На обратном пути с ним приключилась пренеприятная история, которую мы расскажем со слов Штелина. Как мы уже говорили, к повествованиям его необходимо относиться с большой осторожностью. Но в этом рассказе, как показывают многие факты, имеется значительная доля правды.

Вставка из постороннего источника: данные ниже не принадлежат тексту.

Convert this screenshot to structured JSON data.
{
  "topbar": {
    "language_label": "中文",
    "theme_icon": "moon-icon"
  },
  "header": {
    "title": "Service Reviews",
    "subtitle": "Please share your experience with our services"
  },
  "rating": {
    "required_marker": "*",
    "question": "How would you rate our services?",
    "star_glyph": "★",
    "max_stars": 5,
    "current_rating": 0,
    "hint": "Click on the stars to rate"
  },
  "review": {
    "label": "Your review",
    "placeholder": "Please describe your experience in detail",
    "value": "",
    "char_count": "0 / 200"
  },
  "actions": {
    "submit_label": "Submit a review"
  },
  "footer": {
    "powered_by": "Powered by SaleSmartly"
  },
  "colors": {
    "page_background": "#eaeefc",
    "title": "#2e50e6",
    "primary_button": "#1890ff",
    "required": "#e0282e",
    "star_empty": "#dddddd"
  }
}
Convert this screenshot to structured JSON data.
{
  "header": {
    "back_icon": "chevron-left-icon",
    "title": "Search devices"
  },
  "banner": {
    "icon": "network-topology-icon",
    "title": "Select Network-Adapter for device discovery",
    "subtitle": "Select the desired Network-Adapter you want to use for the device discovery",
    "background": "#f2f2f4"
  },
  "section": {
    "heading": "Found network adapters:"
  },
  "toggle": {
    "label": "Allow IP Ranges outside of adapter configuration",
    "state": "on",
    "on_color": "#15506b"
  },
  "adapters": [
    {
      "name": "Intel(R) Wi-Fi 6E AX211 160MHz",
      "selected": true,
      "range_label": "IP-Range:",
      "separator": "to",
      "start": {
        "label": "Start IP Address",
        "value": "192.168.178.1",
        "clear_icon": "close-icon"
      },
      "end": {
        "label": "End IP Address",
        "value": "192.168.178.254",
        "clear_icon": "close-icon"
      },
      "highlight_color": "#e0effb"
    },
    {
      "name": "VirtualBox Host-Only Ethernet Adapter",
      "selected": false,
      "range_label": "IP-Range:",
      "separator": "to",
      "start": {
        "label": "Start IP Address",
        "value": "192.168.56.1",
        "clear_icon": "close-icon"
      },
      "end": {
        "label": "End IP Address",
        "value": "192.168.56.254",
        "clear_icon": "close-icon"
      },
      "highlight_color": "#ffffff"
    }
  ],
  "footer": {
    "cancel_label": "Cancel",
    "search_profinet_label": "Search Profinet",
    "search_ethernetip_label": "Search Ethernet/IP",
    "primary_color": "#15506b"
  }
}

“По дороге в Дюссельдорф в расстоянии двухдневного пути от Марбурга зашел он (Ломоносов) на большой дороге в местечко, где хотел переночевать в гостинице. Там нашел он королевско-прусского офицера, вербующего рекрут, с солдатами и с несколькими новобранцами, которые весело пировали. Наш путешественник показался им приятною находкою. Несчастная слабость Ломоносова к спиртным напиткам сослужила и здесь свою скверную службу. Они принялись угощать его ужином, все время подливая вина в его стакан и расхваливая королевско-прусскую службу. Ломоносов напился до такой степени, что на другой день не мог припомнить, как он провел ночь. Неприятное было пробуждение. На шее у него был уже надет красный галстук, а в кармане звенели прусские монеты. И вот через несколько дней Ломоносов очутился в качестве королевско-прусского рейтара в крепости Везель. Само собою разумеется, что наш молодой ученый с первого же дня стал обдумывать свой побег. За ним постоянно следили. Он притворился в высшей степени довольным своим новым положением, и, конечно, надзор за ним немного ослабел. Он спал в караульне, заднее окно которой выходило прямо на крепостной вал. Он каждый вечер заранее ложился спать на свою скамейку, так что высыпался довольно, когда его товарищи едва засыпали, и всегда искал случая убежать. Однажды он проснулся около полуночи. Все спали глубоким сном. Кошкой выполз он из своего окна, на четвереньках взлез на вал, спустился с него, бесшумно переплыл через ров, опять взобрался на вал, также переплыл через второй ров, потом вскарабкался на контрэскарп, перелез через частокол и палисадник и с гласиса выбрался в открытое поле. Дремавшие часовые прозевали его. Во что бы то дело ни стало нужно было до рассвета достигнуть вестфальской границы, а она отстояла на целую немецкую милю. Мокрая шинель и платье мешали идти. Забрезжил рассвет, и вдруг раздался с крепости пушечный выстрел – обычный сигнал, возвещавший о побеге солдата. С новой энергией бросился бежать измученный Ломоносов. Он оглянулся. Позади него по дороге мчался во весь карьер догонявший беглеца кавалерист. Но смельчак уже перешагнул границу и очутился в вестфальской деревне. Однако остаться в ней ему мешал страх, – он спрятался в ближайшем лесу, снял мокрое платье, развесил его, чтобы просохло, а сам, совсем обессиленный, свалился на землю и проспал до сумерек”.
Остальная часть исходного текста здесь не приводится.